This instructable was created in fulfillment of the project requirement of the Makecourse at the University of South Florida (www.makecourse.com).
The goal of my project is to create a voice/noise sensitive set of teeth using an Arduino. I was required to include at least one 3D printed moving part in my project which ended up being a custom built servo arm. Feel free to use my circuit design to create anything you'd like.
Step 1: Materials
All of the hardware can be purchased here, but the required components are listed below
- Arduino Uno Chip
- Jumper cables(bundle of 4 and some single wires)
- Microphone "Sound Sensor Module"
- Servo Motor
- Something to mount the servo to the appropriate height (I used a PVC end cap bought at the local hardware store)

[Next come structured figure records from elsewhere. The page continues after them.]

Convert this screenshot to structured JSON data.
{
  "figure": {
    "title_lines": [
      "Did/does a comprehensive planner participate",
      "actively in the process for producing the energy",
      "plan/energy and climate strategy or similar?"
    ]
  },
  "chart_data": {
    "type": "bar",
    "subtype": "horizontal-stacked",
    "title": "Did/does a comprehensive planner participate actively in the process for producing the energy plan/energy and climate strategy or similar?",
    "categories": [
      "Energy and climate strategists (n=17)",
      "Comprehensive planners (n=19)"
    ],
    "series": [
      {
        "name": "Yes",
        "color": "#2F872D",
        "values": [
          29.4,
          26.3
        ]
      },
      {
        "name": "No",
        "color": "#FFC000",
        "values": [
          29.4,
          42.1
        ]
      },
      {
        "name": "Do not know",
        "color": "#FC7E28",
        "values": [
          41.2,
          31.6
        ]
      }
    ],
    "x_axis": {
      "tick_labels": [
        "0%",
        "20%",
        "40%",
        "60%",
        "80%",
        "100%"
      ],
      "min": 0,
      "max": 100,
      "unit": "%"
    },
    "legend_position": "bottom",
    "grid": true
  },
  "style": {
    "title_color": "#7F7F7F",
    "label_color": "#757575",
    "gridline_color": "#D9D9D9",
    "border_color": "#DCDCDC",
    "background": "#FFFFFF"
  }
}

- A pin to connect the teeth to the servo arm (I used piano wire)
- A 1 inch metal hinge (If you choose to detach your teeth from the original hinge mechanism.
- "Chatter Teeth" These can also be modeled on Inventor software provided below as well
Go to http://makecourse.com/ and select course materials>software and then download Inventor and all of the other helpful and free software (if you're a student).
- Hot glue gun
- Wire cutters
Step 2: 3D Modeling and Animating With Inventor
- After you download Autodesk Inventor 2015, familiarize yourself with the software by following the tutorials found here under "Videos".
- Then create an animation as you would please.
- If you are trying to animate a servo to something you are welcome to use my Inventor .iam file that I have attached. (These are very crude and early stage models because I ended up having to purchase the teeth)
- I have also attached an inventor file for a longer servo arm to give the teeth a wider bite this .stp file is 3D print ready.
Step 3: The Breadboard Circuit
I have attached the image of a "Fritzing" diagram of my circuit which explains the basic layout. This software can be found in the materials list and does not contain all of the parts in the kit (including the correct microphone) but my schematic will explain the correct connections.
The Microphone should be connected to:
- Analog pin A0
- 5 Volt power
The Servo should be connected to:
- Digital pin 3 or any Digital pin equipped with PWM denoted by a "~"
- 5 Volt power
I highly recommend using the two rails on the breadboard as a 5V and a Ground, this helps everything organization wise.
Step 4: Coding the Arduino
If you are unfamiliar with coding the Arduino, please check out the many tutorials on the make course website linked in the materials list.You will need the Arduino software available through the Make Course website that I've been referencing. Another handy link to have is the Arduino code bank, a huge reference library Found Here, that will help you if you've lost your way.
However, you do not need any coding background to complete this project unless you intend to modify my code which is easy to do and is explained thoroughly in the comments. I have attached a screenshot of the code as well as the Arduino sketch itself so all you have to do is plug and play.
Check the serial monitor while the Arduino and components are hooked up and set the threshold according to the values being received. Remember the default is based on the values in the room I was recording in and may need to be raised. (This is explained in the comments section of the code)
You can also adjust the angle to which the mouth opens and how quickly it resets.
Step 5: Assembly
The second image is from after I glued the 1 inch hinge to the back of the the teeth. This hinge is a crucial part and is best installed first! The teeth must be removed from their original hinges and insides sanded out.
*Note: It is very important that the bottom layer of teeth and the servo are both securely mounted before running the sketch. Not doing so could cause your servo or your glued connections to break.
Modifications to the black Arduino box:
- Two holes drilled and reamed out until large enough to accommodate the USB cable and the servo wires on both of the short sides of the box. (3 & 4)
- An additional hole was drilled in center-edge of he lid in order to mount the microphone. (1)
I used hot glue to mount everything so I reuse parts and wires in future projects.
- Number 1 shows the microphone glued into place
- Number 2 shows my painted pvc end cap I used to mount my servo. Feel free to 3D model one, I just picked one up from a hardware store for only a few cents
- Number 5 shows the piano wire connecting the servo arm and the teeth. This is tricky with hot glue, I would recommend using another form of mounting such as an arm that screws in
Step 6: Startup and Troubleshooting
Once all of your wires are in place and your components mounted, it is finally time to start using your chatter teeth!
Just a few tips:
- When you first upload the script, check the serial monitor for the ambient noise values and adjust the threshold accordingly (otherwise it may go off constantly or not at all)
- You can adjust the angle in which the servo rotates very easily within the code
I hope you have enjoyed my project! It was a blast to make and it works great!